I expected Australia to be an ethnically diverse country with immigrants from around the world, and after my first day, I found that to be true. There’s especially a lot of eastern and south east and south Asians. This diversity is reflected in the different eateries around the city. (I later found out Brisbane is actually culturally less diverse than bigger cities like Sydney and Melbourne.)
From those I met traveling internationally, Australians have been consistently friendly and laid back people. People in Brisbane were no different. I would add helpful to the list of positive adjectives describing people. Brisbane even offers Brisbane greeters, locals who volunteer to take visitors around the city.
Maybe it was just the beginning of fall weather, but it was a perfect day in Brisbane.
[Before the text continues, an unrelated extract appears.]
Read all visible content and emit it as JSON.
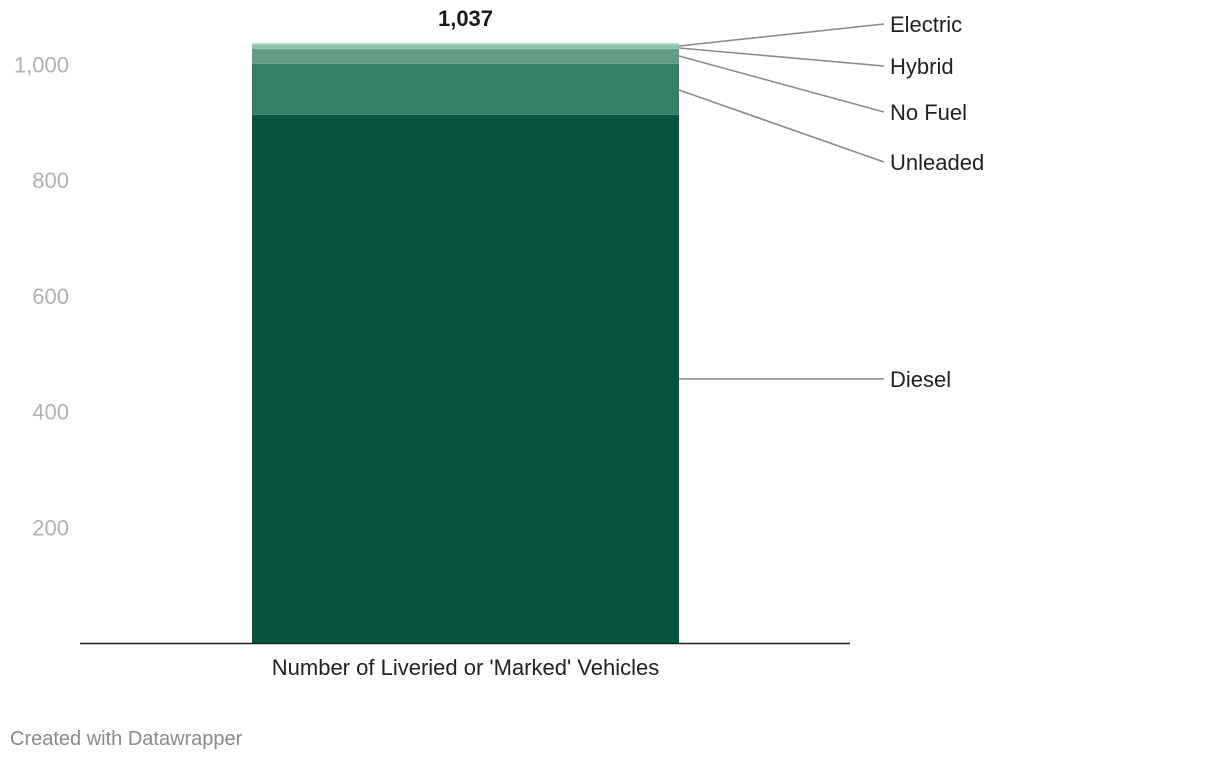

Perfect temperature, perfect humidity. You can’t get any better than Brisbane in April. (Or so I experienced…)
Australia is home to numerous endemic species of plants and animals. If you’ve heard of platypus, koalas, emus, or wallaby you know what I’m talking about. There’s a faunal boundary line known as the Wallace Line which separates the ecozones of Asia and Australia. It was drawn in 1859 by the British naturalist Alfred Russel Wallace and applies primarily to animals, and to a lesser extent plants. Just walking around Brisbane I noticed some trees that I had never seen before. I recognized other birds and birdsongs that I had never seen or heard before. This reason alone is enough to visit Australia. And before I leave Brisbane I’m hoping to hold a koala!
First impressions are only first impressions. I’ll be writing more about this country after my week in Outback Queensland.